Yahya rahimehullah der ki: “Basra’da kader hakkında ilk konuşan (kaderi inkâr eden) kişi Ma’bed el-Cühen adında biriydi. Ben ve Humeyd b. Abdurrahman el-Himyeri birlikte hac veya umre yapmak niyetiyle yola çıktık. Kendi kendimize dedik ki: “Keşke Rasulullah sallallahu aleyhi ve sellem’in ashabından biriyle karşılaşsak da kader hakkında ileri geri konuşan şu kişiler hakkında ona soru sorsak!” Tam bu esnada Abdullah b. Ömer radiyallahu anh’ın mescide girdiğini gördük. Arkadaşımla ben, birimiz sağına ve birimiz de soluna geçerek onu aramıza aldık. Arkadaşımın sözü bana bıraktığını düşünerek söze başladım ve “Ey Ebû Abdurrahman, bizim bulunduğumuz yerde birtakım insanlar ortaya çıktı. Bunlar Kur’an-ı Kerim’i okuyorlar, ilmin peşine düşüp onu araştırıyorlar, fakat kaderin varlığını inkar ediyorlar. Olayların bir kadere göre değil, kendiliğinden meydana geldiğini iddia ediyorlar” dedim. Bana şöyle dedi: “Eğer bu gibi kimselerle karşılaşırsan, onlara benim kendilerinden ve kendilerinin de benden beri olduklarını haber ver. Abdullah b. Ömer’in üzerine yemin ettiği şeye yeminle söylerim ki, şayet o inançta olanlardan birinin Uhud dağı kadar altını olsa ve onu infak etse, kadere iman etmedikçe Allah azze ve celle onu asla kabul etmez. Bunları söyledikten sonra şöyle devam etti: “Bana babam Ömer b. Hattab şu hadisi nakletti: “Bir gün Rasûlullah sallallahu aleyhi ve sellem’in huzurunda iken…” diye aşağıdaki hadisi nakletti.

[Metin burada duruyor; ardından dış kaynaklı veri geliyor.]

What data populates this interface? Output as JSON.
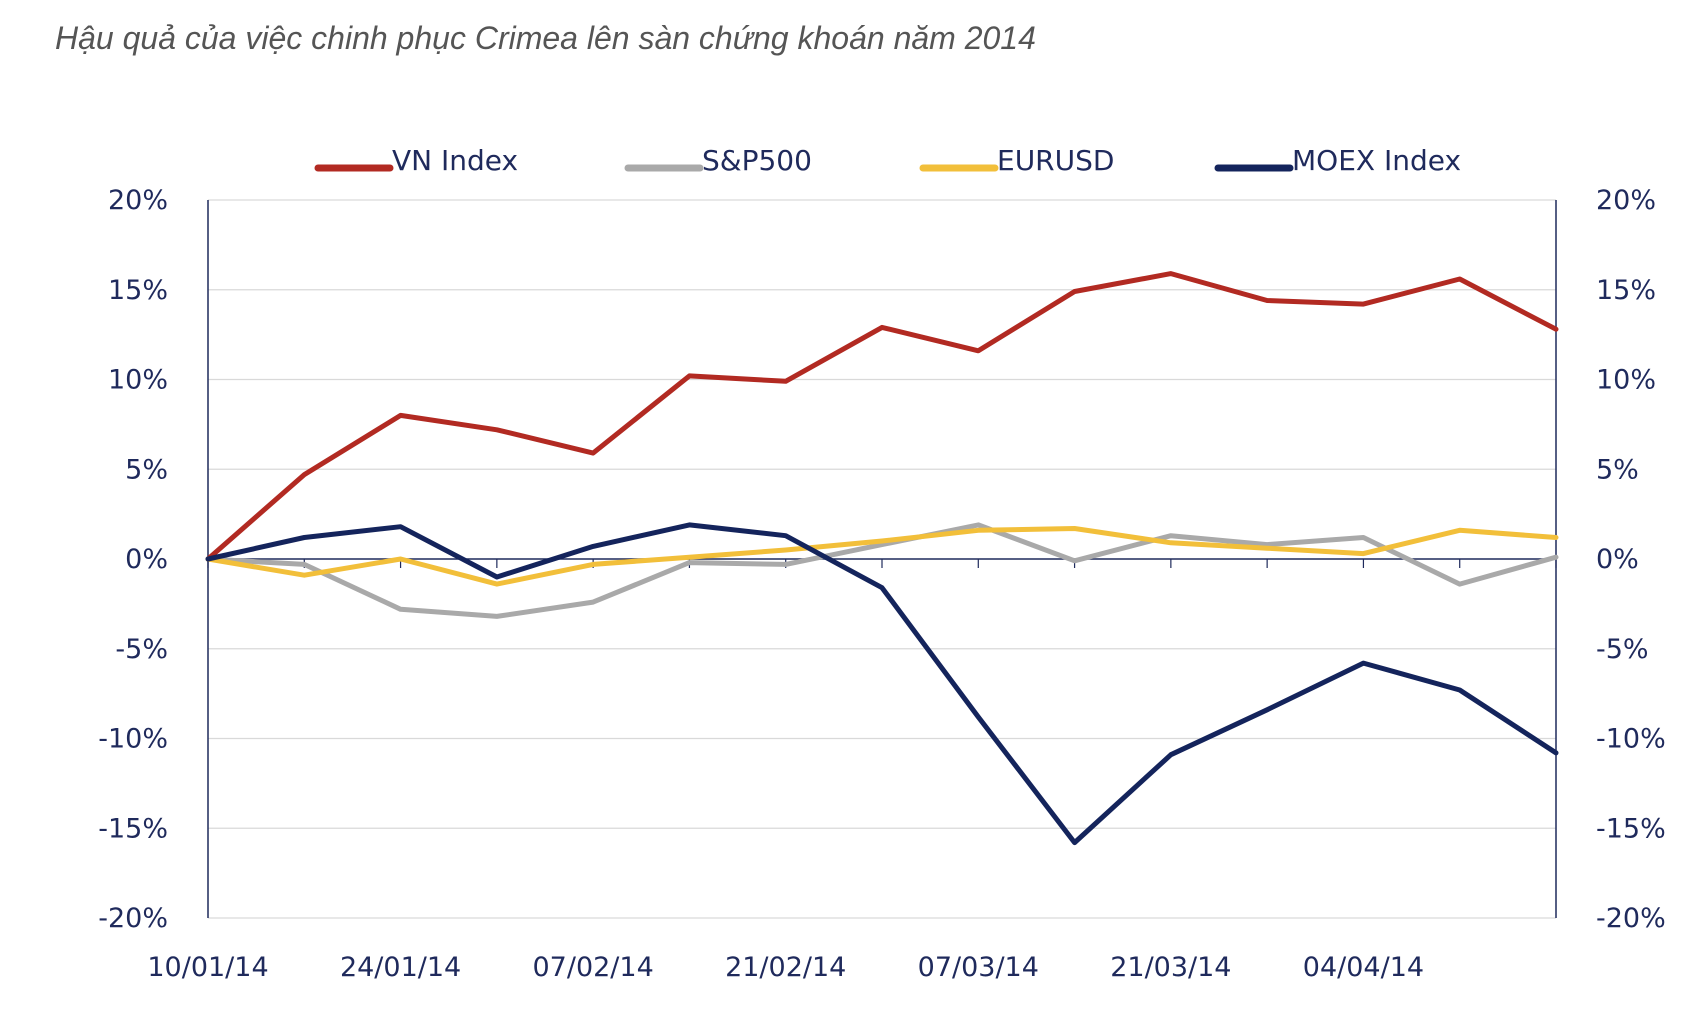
{
  "caption": "Hậu quả của việc chinh phục Crimea lên sàn chứng khoán năm 2014",
  "chart_data": {
    "type": "line",
    "title": "Hậu quả của việc chinh phục Crimea lên sàn chứng khoán năm 2014",
    "xlabel": "",
    "ylabel": "",
    "ylim": [
      -20,
      20
    ],
    "yticks": [
      20,
      15,
      10,
      5,
      0,
      -5,
      -10,
      -15,
      -20
    ],
    "ytick_labels": [
      "20%",
      "15%",
      "10%",
      "5%",
      "0%",
      "-5%",
      "-10%",
      "-15%",
      "-20%"
    ],
    "x": [
      "10/01/14",
      "17/01/14",
      "24/01/14",
      "31/01/14",
      "07/02/14",
      "14/02/14",
      "21/02/14",
      "28/02/14",
      "07/03/14",
      "14/03/14",
      "21/03/14",
      "28/03/14",
      "04/04/14",
      "11/04/14",
      "14/04/14"
    ],
    "xtick_labels": [
      "10/01/14",
      "24/01/14",
      "07/02/14",
      "21/02/14",
      "07/03/14",
      "21/03/14",
      "04/04/14"
    ],
    "legend_position": "top",
    "grid": true,
    "series": [
      {
        "name": "VN Index",
        "color": "#b22a22",
        "values": [
          0,
          4.7,
          8.0,
          7.2,
          5.9,
          10.2,
          9.9,
          12.9,
          11.6,
          14.9,
          15.9,
          14.4,
          14.2,
          15.6,
          12.8
        ]
      },
      {
        "name": "S&P500",
        "color": "#a9a9a9",
        "values": [
          0,
          -0.3,
          -2.8,
          -3.2,
          -2.4,
          -0.2,
          -0.3,
          0.8,
          1.9,
          -0.1,
          1.3,
          0.8,
          1.2,
          -1.4,
          0.1
        ]
      },
      {
        "name": "EURUSD",
        "color": "#f2bf3a",
        "values": [
          0,
          -0.9,
          0.0,
          -1.4,
          -0.3,
          0.1,
          0.5,
          1.0,
          1.6,
          1.7,
          0.9,
          0.6,
          0.3,
          1.6,
          1.2
        ]
      },
      {
        "name": "MOEX Index",
        "color": "#14245c",
        "values": [
          0,
          1.2,
          1.8,
          -1.0,
          0.7,
          1.9,
          1.3,
          -1.6,
          -8.8,
          -15.8,
          -10.9,
          -8.4,
          -5.8,
          -7.3,
          -10.8
        ]
      }
    ]
  }
}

“Bizler bir gün Rasulullah sallallahu aleyhi ve sellem’in yanında idik. Birdenbire elbisesi bembeyaz, saçları simsiyah, üzerinde yolculuk izi bulunmayan ve bizlerden de hiç kimsenin tanımadığı bir adam çıkageldi. Gelip Rasulullah sallallahu aleyhi ve sellem’in yanına oturdu, dizlerini Rasulullah’ın dizlerine dayadı ve ellerini de dizlerinin üzerine koydu. Sonra şöyle dedi: “Ey Muhammed bana İslâm’ın ne olduğunu açıkla?” Rasulullah sallallahu aleyhi ve sellem buyurdular ki: “İslâm, Allah’tan başka bir ilâh olmadığına ve Muhammed’in Allah’ın Rasulu olduğuna şehadet etmek, namaz kılmak, zekât vermek, ramazan orucunu tutmak ve eğer maddî gücü yeterli ise Beytullah’ı haccetmektir.” Soruyu soran, “Doğru söyledin” dedi. Bizler, hem soruyu sorup hem de verilen cevabı tasdik etmesine hayret etmiştik. Sonra şöyle dedi: “Bana imanın ne olduğunu açıkla?” Rasulullah sallallahu aleyhi ve sellem buyurdu ki: “Allah’a, meleklerine, kitaplarına, Rasullerine ve âhiret gününe iman etmek, kadere; hayır ve şerrin O’ndan olduğuna iman etmektir.” “Doğru söyledin” dedi ve şöyle devam etti. “Bana ihsanın ne olduğunu bildir?” Rasulullah sallallahu aleyhi ve sellem “İhsan, Allah Teala’ya O’nu görüyormuş gibi ibadet etmendir; her ne kadar sen O’nu göremiyorsan da O seni görmektedir.” “Bana kıyametin ne zaman olacağını bildir?” Bu konuda soru sorulan kişi soruyu sorandan daha fazla bir bilgiye sahip değildir.” Peki, kıyametin alâmetlerini haber verir misin? “Cariyenin efendisini doğurması. Yalın ayaklı, çıplak ve fakir davar çobanlarının bina yapmak için yarışmalarını görmen.”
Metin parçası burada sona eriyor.